Sleep-disordered breathing is marked by repeated interruptions in airflow during sleep, affecting millions globally. These events fragment sleep and cause drops in blood oxygen levels, leading to significant health consequences if left unmanaged. Understanding the difference between an apnea and a hypopnea is the first step toward grasping a diagnosis and subsequent treatment plan. These terms quantify the nature and severity of breathing disruptions that occur overnight.
Defining Apnea and Hypopnea
An apnea is defined as the complete or near-complete cessation of airflow through the nose and mouth. For an event to be categorized as an apnea, the reduction in airflow must be at least 90% from the baseline. This stoppage must last for a minimum of ten seconds to be counted as a diagnostic event during a sleep study.
In contrast, a hypopnea describes a partial reduction in airflow, representing a severe slowdown rather than a full cessation. Standard criteria require a reduction of at least 30% in airflow, persisting for ten seconds or longer. For the event to be counted, it must be accompanied by a physiological consequence. This consequence is either an oxygen desaturation of three to four percent or greater, or an arousal from sleep.
Quantifying Severity Using the AHI
Both apneas and hypopneas are counted together to generate the Apnea-Hypopnea Index (AHI). The AHI is a single metric that determines the severity of sleep-disordered breathing. It is calculated by adding the total number of apnea and hypopnea events recorded during a sleep study and dividing that sum by the total number of hours the patient spent asleep. This provides the average number of breathing disruptions that occur each hour.

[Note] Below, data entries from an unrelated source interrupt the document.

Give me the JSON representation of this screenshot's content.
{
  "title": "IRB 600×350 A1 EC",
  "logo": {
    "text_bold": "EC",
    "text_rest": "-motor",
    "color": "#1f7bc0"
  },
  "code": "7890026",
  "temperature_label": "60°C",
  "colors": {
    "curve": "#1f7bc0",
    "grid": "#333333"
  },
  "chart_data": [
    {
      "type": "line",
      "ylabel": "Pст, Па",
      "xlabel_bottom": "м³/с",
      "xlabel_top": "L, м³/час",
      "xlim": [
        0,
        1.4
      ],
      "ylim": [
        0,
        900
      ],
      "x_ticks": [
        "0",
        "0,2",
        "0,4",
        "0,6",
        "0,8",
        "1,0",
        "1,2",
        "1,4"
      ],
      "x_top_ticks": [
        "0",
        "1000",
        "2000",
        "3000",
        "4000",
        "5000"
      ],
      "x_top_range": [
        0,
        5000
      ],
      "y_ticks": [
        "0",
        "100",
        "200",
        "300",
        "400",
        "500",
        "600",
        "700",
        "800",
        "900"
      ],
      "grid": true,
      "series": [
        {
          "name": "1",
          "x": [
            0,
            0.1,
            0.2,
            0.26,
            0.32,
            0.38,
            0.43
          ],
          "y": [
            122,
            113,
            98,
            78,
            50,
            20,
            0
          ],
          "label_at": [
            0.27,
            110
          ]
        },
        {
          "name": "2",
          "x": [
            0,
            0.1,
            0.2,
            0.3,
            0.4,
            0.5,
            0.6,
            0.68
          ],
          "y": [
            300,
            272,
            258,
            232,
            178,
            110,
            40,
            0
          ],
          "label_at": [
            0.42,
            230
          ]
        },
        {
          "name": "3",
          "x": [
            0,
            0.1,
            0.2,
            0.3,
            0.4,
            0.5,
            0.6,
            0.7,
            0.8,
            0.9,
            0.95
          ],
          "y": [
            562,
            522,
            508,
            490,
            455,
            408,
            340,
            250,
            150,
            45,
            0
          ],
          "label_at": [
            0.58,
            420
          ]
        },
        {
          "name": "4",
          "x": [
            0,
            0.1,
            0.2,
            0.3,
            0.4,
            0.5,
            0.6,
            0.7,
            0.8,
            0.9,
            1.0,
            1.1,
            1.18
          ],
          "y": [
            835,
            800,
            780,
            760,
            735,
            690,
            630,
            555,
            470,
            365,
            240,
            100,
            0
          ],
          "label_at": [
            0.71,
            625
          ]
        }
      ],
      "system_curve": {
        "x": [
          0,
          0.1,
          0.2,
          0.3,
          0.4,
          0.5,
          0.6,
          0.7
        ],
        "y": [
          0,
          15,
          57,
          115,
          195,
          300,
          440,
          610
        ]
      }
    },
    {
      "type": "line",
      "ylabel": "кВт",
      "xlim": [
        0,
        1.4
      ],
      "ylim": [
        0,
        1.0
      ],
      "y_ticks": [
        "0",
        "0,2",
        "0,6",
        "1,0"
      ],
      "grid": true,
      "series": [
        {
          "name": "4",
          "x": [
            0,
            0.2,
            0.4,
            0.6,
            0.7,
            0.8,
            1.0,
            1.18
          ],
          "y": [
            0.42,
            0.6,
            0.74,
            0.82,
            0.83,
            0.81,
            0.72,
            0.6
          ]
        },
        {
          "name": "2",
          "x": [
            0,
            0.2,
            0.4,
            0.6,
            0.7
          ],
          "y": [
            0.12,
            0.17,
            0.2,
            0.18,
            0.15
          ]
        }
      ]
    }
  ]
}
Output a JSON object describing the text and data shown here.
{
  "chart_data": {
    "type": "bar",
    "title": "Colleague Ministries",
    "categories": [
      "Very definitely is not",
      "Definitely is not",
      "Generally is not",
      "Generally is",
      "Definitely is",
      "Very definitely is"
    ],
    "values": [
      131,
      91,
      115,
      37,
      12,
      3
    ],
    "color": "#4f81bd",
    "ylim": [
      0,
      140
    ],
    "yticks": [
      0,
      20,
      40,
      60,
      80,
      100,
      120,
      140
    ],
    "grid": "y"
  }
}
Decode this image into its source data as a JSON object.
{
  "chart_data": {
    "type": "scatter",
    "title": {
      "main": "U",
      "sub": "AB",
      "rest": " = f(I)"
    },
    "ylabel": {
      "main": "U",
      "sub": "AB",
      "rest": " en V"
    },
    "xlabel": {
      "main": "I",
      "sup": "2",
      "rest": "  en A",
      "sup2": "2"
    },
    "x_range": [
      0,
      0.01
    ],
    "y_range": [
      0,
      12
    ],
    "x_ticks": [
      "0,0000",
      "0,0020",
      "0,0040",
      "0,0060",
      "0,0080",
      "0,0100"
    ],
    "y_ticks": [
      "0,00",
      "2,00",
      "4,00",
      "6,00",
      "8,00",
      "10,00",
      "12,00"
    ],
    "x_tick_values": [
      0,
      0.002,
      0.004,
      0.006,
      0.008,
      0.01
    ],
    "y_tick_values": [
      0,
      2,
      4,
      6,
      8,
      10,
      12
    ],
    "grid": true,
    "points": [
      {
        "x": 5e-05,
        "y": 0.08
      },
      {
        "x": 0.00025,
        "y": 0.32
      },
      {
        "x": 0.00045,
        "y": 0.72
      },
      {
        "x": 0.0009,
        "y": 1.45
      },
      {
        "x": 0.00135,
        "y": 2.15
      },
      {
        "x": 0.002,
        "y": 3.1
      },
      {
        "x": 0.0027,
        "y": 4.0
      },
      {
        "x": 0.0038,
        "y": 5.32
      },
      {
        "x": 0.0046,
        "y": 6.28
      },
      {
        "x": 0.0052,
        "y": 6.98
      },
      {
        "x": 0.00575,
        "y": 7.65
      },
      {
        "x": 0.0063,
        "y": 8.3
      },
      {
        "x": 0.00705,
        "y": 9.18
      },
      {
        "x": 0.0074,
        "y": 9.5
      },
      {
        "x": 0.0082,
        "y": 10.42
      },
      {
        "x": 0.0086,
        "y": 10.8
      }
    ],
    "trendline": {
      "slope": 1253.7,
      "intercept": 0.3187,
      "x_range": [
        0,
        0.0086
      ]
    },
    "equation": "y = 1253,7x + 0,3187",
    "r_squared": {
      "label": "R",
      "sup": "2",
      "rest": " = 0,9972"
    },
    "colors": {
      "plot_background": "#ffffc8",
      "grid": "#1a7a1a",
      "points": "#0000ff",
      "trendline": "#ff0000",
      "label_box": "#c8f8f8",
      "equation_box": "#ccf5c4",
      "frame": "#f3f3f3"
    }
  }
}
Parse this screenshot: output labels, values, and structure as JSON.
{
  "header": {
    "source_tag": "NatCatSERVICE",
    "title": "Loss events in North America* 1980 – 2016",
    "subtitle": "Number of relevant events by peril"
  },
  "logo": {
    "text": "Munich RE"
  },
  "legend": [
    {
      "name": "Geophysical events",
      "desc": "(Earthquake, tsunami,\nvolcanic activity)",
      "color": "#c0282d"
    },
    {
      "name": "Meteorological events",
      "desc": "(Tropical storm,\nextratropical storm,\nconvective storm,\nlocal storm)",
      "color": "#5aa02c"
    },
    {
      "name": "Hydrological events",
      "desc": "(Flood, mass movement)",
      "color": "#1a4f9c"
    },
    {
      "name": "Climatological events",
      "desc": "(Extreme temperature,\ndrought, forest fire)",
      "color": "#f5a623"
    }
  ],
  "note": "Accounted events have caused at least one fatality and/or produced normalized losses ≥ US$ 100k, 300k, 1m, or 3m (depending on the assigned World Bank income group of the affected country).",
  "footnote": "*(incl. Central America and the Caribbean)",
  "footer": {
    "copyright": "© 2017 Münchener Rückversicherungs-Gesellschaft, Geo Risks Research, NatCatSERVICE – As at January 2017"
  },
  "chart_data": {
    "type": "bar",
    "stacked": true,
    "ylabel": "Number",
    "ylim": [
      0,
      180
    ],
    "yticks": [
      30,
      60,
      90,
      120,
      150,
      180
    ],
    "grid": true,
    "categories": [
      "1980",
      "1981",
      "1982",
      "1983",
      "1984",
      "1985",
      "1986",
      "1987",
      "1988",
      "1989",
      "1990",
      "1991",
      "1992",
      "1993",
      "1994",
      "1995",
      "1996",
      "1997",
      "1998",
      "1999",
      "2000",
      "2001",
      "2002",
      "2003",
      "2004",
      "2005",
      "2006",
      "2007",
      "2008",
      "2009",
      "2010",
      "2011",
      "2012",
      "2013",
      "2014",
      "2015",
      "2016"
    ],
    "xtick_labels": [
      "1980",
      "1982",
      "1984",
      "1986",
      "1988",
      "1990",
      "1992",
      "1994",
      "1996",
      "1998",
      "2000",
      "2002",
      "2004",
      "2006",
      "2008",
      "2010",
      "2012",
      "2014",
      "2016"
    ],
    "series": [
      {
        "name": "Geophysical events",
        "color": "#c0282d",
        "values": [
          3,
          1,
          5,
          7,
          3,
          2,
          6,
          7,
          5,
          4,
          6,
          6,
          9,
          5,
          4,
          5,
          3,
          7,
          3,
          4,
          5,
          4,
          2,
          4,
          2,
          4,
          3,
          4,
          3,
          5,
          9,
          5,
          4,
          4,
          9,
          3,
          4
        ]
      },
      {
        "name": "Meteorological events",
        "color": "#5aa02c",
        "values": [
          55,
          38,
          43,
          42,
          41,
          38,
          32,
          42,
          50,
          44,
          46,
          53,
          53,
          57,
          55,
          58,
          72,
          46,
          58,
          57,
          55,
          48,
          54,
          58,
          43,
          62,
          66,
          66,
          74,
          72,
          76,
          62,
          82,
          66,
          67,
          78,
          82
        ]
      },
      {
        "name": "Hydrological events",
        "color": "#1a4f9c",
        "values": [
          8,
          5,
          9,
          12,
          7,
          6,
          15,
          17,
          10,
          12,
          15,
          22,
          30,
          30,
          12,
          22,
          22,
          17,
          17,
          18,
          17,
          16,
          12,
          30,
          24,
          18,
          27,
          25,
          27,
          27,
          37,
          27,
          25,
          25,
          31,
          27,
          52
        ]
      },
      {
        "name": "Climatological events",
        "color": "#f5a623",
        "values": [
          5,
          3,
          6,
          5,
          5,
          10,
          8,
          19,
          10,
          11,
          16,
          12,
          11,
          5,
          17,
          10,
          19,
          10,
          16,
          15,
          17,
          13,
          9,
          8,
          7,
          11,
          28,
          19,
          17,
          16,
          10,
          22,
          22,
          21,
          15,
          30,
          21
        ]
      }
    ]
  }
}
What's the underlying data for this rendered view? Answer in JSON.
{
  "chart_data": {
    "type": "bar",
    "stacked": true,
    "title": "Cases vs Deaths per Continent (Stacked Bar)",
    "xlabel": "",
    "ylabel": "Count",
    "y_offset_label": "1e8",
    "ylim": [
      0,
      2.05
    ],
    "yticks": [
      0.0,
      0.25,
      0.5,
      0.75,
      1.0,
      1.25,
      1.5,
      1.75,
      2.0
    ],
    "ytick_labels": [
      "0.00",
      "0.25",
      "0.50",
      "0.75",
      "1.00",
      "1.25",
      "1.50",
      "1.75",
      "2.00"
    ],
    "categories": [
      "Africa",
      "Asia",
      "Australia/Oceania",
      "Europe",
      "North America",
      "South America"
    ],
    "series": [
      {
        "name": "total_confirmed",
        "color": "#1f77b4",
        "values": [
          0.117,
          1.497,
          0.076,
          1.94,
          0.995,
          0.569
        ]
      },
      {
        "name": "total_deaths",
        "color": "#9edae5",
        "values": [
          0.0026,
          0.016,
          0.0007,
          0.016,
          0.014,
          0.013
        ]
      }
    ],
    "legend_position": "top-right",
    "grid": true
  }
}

The AHI score is the primary method used by clinicians to classify the severity of the condition and guide treatment recommendations. An AHI of fewer than five events per hour is considered normal breathing during sleep for adults.
AHI Severity Classifications
- Mild sleep apnea: 5 to 14 events per hour.
- Moderate sleep apnea: 15 to 29 events per hour.
- Severe sleep apnea: 30 or more events per hour.
Underlying Causes of Breathing Events
The mechanism behind the breathing events determines whether the condition is classified as Obstructive Sleep Apnea (OSA) or Central Sleep Apnea (CSA). OSA is the far more common type, accounting for approximately 84% to 90% of all cases. This type occurs when the muscles and soft tissues in the throat relax during sleep, causing a physical collapse or blockage of the upper airway. The patient’s chest and diaphragm are still trying to breathe, but the air cannot get past the obstruction.
CSA, however, is a neurological issue, not a physical one. In this scenario, the brain temporarily fails to send the necessary signals to the muscles that control breathing, such as the diaphragm. The respiratory effort stops completely because the central nervous system has faltered in its command. This type is less common and is often associated with conditions like heart failure or certain neurological disorders. Both the physical obstruction of OSA and the neurological failure of CSA can result in either a complete apnea or a partial hypopnea event.
Long-Term Health Consequences
The repeated drops in blood oxygen levels (hypoxemia) and the continuous sleep fragmentation caused by these events have serious systemic effects on the body. Each apnea or hypopnea triggers a stress response, causing blood pressure to surge and increasing the strain on the cardiovascular system. Untreated sleep-disordered breathing significantly raises the risk of developing chronic hypertension.
These chronic physiological stresses are associated with an increased likelihood of heart attack, stroke, and irregular heart rhythms (arrhythmias). The condition is also linked to metabolic dysfunction, contributing to insulin resistance and increasing the risk for Type 2 diabetes. Disruption of normal sleep architecture also impairs cognitive functions like concentration and memory. Both apnea and hypopnea events contribute equally to the AHI, driving these serious long-term health risks.